World / Asia-Pacific

Candidate for UN chief backs Beijing's direct talks stance

By An Baijie (China Daily) Updated: 2016-07-08 07:37

Parties involved in maritime disputes should use peaceful means to settle their differences in line with international law, said a candidate for UN secretary-general.

Danilo Turk, a former president of Slovenia, made the remark on Tuesday when asked by China Daily to comment on China's call for direct dialogue and negotiation with countries in dealing with maritime disputes.

Candidate for UN chief backs Beijing's direct talks stance

"Every dispute settlement process includes the element of negotiation. It is fundamental that parties to a dispute retain communication throughout the dispute settlement process," Turk said.

"In addition, China has declared commitment to seeking win-win outcomes as its basic principle in handling international relations.
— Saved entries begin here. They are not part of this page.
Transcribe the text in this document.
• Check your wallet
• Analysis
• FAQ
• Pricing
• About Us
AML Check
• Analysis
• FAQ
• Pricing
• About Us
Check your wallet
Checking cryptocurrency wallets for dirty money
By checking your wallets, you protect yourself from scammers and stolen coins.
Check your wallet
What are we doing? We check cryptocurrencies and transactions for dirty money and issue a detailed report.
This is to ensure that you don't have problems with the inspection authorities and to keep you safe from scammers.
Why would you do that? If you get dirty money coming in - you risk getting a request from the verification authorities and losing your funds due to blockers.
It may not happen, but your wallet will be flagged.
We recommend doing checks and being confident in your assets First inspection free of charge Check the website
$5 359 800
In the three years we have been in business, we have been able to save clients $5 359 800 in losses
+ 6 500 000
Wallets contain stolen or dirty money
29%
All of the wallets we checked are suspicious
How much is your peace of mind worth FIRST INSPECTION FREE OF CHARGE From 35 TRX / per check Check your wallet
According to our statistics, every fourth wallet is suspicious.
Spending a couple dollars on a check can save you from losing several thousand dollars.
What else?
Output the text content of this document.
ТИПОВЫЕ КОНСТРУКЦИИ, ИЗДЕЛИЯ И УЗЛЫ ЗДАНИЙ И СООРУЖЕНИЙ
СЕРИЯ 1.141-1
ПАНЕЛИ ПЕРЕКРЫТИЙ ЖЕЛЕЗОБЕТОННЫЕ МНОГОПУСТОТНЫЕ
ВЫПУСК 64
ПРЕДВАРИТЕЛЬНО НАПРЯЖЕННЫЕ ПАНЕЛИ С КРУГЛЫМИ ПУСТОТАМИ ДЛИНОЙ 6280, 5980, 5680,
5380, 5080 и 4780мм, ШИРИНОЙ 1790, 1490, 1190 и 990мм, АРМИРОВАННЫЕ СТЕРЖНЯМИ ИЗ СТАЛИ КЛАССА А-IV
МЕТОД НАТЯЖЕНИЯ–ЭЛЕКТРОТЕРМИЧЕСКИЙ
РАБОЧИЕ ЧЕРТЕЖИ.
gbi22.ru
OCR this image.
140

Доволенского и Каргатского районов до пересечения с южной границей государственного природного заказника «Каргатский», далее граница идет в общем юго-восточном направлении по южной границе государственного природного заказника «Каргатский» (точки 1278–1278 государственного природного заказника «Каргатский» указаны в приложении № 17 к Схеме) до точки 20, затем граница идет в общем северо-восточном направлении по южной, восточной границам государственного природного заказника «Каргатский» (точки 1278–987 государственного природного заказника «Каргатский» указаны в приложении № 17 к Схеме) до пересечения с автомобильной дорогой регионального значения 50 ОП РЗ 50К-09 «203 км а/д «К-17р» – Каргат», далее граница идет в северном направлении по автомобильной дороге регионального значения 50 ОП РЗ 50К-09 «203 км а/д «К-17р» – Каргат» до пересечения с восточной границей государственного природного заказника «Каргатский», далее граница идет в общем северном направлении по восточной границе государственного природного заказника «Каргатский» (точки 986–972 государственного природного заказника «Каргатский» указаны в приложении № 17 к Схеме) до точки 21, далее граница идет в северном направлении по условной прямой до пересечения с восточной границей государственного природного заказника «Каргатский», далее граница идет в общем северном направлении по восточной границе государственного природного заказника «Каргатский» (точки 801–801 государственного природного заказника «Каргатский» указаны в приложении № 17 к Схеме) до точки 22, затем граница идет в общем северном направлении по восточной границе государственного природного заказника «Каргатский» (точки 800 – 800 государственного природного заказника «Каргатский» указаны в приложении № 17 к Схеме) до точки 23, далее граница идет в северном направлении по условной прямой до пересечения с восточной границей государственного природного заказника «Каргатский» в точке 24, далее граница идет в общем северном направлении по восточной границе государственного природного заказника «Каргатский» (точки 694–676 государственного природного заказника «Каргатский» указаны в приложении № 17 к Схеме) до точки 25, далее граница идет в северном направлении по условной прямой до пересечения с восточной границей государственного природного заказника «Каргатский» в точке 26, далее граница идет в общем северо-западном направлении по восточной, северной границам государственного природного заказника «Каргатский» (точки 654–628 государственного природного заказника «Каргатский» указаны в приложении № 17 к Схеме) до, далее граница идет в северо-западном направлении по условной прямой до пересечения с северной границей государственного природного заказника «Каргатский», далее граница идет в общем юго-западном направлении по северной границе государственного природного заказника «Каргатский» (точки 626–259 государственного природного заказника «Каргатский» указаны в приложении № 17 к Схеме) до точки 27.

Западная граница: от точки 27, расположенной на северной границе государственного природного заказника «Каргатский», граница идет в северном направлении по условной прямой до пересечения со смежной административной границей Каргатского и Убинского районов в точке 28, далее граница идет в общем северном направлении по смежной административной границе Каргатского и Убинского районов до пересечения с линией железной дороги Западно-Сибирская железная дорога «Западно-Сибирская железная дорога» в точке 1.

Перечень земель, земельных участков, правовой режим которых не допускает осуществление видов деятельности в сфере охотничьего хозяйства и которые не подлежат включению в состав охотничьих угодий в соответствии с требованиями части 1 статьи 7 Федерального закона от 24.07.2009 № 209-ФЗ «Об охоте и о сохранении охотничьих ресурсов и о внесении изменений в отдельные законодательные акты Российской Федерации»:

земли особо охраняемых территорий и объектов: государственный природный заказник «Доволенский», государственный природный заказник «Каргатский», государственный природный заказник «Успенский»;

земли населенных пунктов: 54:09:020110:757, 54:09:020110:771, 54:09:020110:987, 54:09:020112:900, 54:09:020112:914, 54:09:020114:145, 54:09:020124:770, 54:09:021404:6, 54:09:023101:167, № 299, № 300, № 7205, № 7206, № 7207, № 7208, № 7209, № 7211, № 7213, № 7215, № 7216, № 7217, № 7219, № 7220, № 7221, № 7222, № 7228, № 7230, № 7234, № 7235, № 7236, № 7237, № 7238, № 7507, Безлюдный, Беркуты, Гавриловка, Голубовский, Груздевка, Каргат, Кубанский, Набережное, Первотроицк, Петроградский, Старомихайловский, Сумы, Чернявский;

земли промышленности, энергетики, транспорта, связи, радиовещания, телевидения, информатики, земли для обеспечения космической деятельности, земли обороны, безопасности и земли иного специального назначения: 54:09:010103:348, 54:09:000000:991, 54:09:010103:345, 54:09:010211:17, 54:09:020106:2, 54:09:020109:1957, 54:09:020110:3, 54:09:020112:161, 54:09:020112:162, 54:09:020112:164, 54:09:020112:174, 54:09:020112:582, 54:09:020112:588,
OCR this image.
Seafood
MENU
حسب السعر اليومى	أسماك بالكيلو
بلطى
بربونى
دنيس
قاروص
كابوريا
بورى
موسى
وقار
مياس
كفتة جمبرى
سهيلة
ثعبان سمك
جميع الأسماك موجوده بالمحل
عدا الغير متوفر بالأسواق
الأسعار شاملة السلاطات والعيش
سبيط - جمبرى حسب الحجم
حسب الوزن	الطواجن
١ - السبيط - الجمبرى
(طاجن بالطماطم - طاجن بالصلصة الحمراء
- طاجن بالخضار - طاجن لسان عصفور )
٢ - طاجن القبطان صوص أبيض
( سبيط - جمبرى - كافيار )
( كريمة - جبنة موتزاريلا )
This is wise and should help in finding solutions to the actual disputes," he said.

Turk, a Slovenian diplomat, professor of international law, human rights expert and politician, was nominated by the government of Slovenia in February as a candidate for UN secretary-general. He visited China from Monday to Wednesday.

First UN ambassador

He was the first Slovenian ambassador to the UN, from 1992 to 2000, and the UN assistant secretary-general for political affairs from 2000 to 2005.

He became a nonresident senior fellow of the Chongyang Institute for Financial studies at Renmin University of China in June last year.

China's proposed Belt and Road Initiative "is a very welcome initiative and a symbol of a new phase of globalization", he said, adding that it will open new horizons to cooperation - including the involvement of small and medium-sized enterprises in areas of manufacturing and technology, services and tourism.

Turk declined to comment on the arbitration case unilaterally brought by the Philippines against China over South China Sea disputes. China maintains that the arbitral tribunal of the Permanent Court of Arbitration in The Hague has no jurisdiction in the issue.

Prior to Turk's visit, Miroslav Lajcak, Slovakian minister of foreign and European affairs, who is also a candidate for UN secretary-general, visited Beijing and talked with Foreign Minister Wang Yi on Monday.

An election is set this year for the ninth UN secretary-general, to succeed Ban Ki-moon, whose term will end on Dec 31. There are currently 11 candidates, seven of whom have visited China and met with Wang.

Jin Yong, a professor of international relations at Communication University of China, said it is vital for the candidates to seek the support of China, one of the five permanent members of the UN Security Council.